After a series of presentations illustrating the incredible range of diverse ICCA realities accross the globe, but also the lessons learned and some of the challenges encountered by this “oldest form of conservation”, the audience engaged in a lively discussion on the main issues faced by ICCAs today. The following are some of the points raised duting this discussion:

  • The phenomenon of ICCAs is present across the globe, in many different biomes (terrestrial and marine), and in developed as well as developing countries. It is staggeringly diverse.
  • ICCAs are “community phenomena”, as lively and as strong as the communities that establish and govern them through collective knowledge, capacities, rules and institutions.
  • While in some conservation quarters awareness of the importance of ICCAs is mounting (some say that proper recognition of ICCAs could double the amount of protected land in the world), in some regions the ICCA concept is still poorly known and understood: protected areas continue to be imposed on top of ICCAs suffocating their endogenous conservation potential.
  • Awareness of the threats and outright crises that befall upon ICCAs is mounting (ICCAs relatively intact and healthy up to a few years ago are succumbing to the market forces that push extractive industries and monocultures in the remotest corners of the globe).  There should be, however, a systematic analysis of such threats and crises, and of ways to address them.  How can advocacy help in protecting ICCAs from the onslaught of market forces, the rapid change of mores and the loss of land and rights?
  • Type and extent of state recognition of and support to ICCAs are often crucial, and especially so for ICCAs that face internal and external threats through sudden socio-economic changes.
  • ICCA recognition by state governments and conservationists (e.g. in the IUCN Matrix that recognizes ICCAs as a key governance type) should be celebrated… but it can turn out to be a double edged sword.  Recognition should always proceed with care.  It should respect the customary structures that have historically conserved the areas and natural resources. Imposing top-down governance structures to existing ICCAs is very likely to jeopardize conservation-friendly beliefs, behaviors, and processes.
  • Support to ICCAs has to be linked with recognition of ancestral territories, customary governance and the principle of self-determination, as well as security of land and resource tenure.
  • Following the UN Declaration of the Rights of Indigenous Peoples, ICCAs need to be seen in that context.  Indeed, ICCAs are mostly about celebrating and recognizing the conservation capacities of Indigenous Peoples and their rights to self-determination.  ICCAs are about Indigenous Peoples saying “We exist!  We are here!  And we need legal space and opportunities to secure collective tenure to land and natural resources and customary governance institutions.”.
  • Some conservation organizations are still uncomfortable with a focus on “peoples” and their rights, and may miss great opportunities with ICCAs.  
  • Comparative studies should be carried out of effectiveness and sustainability of conservation and livelihoods in ICCAs versus other PA governance types.  
  • Official recognition of ICCAs is facilitated by an assessment of their conservation effectiveness– but this raises questions around what constitutes effectiveness and who should frame and conduct its assessment.

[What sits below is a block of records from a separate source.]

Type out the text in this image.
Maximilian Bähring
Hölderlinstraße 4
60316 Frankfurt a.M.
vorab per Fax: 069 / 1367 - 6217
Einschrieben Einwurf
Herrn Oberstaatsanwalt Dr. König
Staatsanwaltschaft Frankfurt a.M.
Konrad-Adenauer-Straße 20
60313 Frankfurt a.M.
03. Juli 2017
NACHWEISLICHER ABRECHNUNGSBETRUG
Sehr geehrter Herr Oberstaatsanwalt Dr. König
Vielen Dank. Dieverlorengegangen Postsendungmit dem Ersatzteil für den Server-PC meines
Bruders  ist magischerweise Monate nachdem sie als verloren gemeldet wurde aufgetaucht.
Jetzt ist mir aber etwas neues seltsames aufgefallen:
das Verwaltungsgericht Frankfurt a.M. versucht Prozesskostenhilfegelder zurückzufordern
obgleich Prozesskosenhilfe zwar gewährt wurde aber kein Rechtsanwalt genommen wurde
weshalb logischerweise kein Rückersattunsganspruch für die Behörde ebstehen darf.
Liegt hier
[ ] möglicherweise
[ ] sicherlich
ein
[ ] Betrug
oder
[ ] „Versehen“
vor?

  • ICCAs are about bio-cultural diversity and, also because of that, they are a staggering diverse phenomenon.  No one approach is appropriate for their recognition and support, and approaches should be tailored to the context.

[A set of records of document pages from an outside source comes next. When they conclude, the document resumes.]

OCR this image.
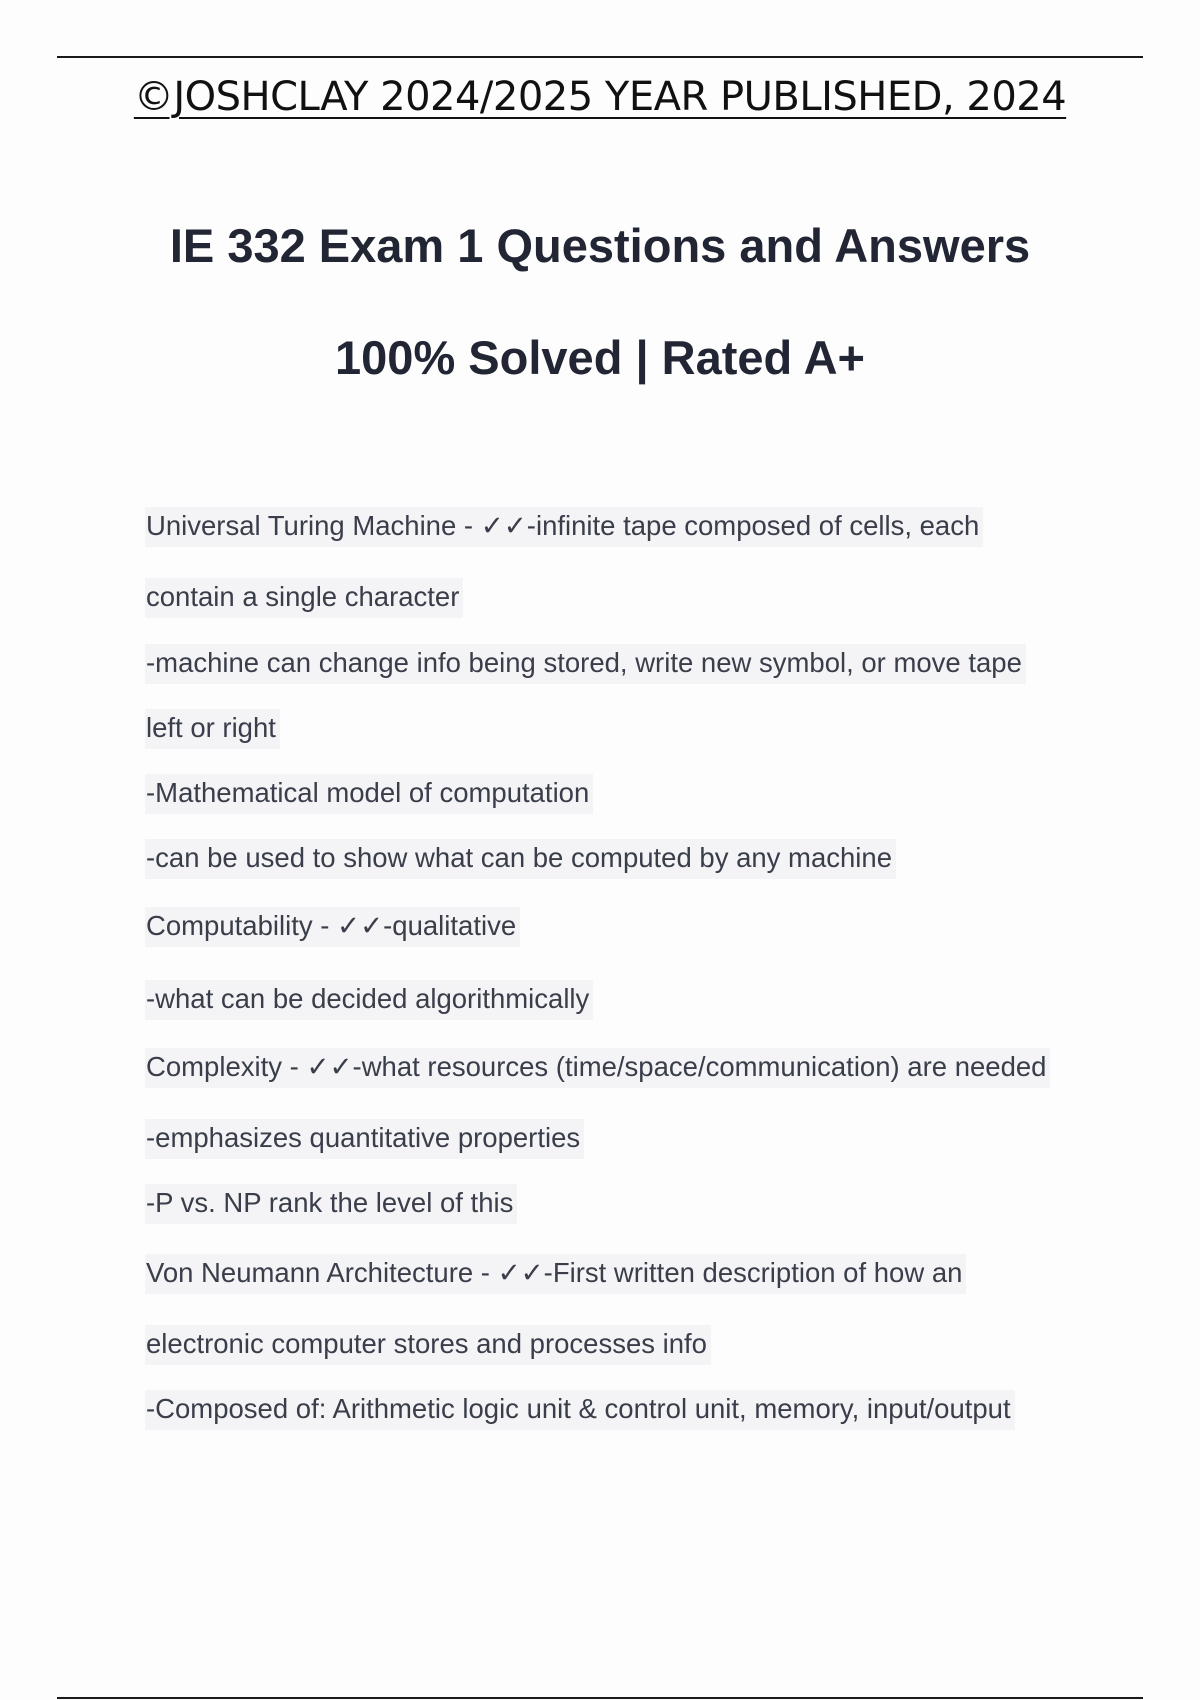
©JOSHCLAY 2024/2025 YEAR PUBLISHED, 2024
IE 332 Exam 1 Questions and Answers
100% Solved | Rated A+
Universal Turing Machine - ✓✓-infinite tape composed of cells, each
contain a single character
-machine can change info being stored, write new symbol, or move tape
left or right
-Mathematical model of computation
-can be used to show what can be computed by any machine
Computability - ✓✓-qualitative
-what can be decided algorithmically
Complexity - ✓✓-what resources (time/space/communication) are needed
-emphasizes quantitative properties
-P vs. NP rank the level of this
Von Neumann Architecture - ✓✓-First written description of how an
electronic computer stores and processes info
-Composed of: Arithmetic logic unit & control unit, memory, input/output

  • ICCAs are mostly about processes – including unique reciprocity processes between people and nature – rather than about “areas” or “resources” alone.
  • ICCAs are also about local ethical principles and values, reproduced through customary institutions.  These principles and values need to be recognized and respected.
  • Cross-cultural dialogue is needed between the “modern” or “western” conservation world and the indigenous and community custodians of ICCAs – we have to bridge the epistemological divide in our perceptions and discourse about nature and our relationship with it.
  • Many ICCAs exist in territories that the modern world considers “peripheral”.  The local youth are lured out of their own cultures by a variety of forces, including state-sponsored education irresponsive to local contexts and livelihoods conditions.  Special care and support need to be provided to young people willing to care for and uplift their ICCAs.
  • There is a need for advocacy at the national and international level to support ICCAs, and this is importantly strengthened by networking and international alliances among indigenous peoples, local communities, human right advocates and development and conservation practitioners.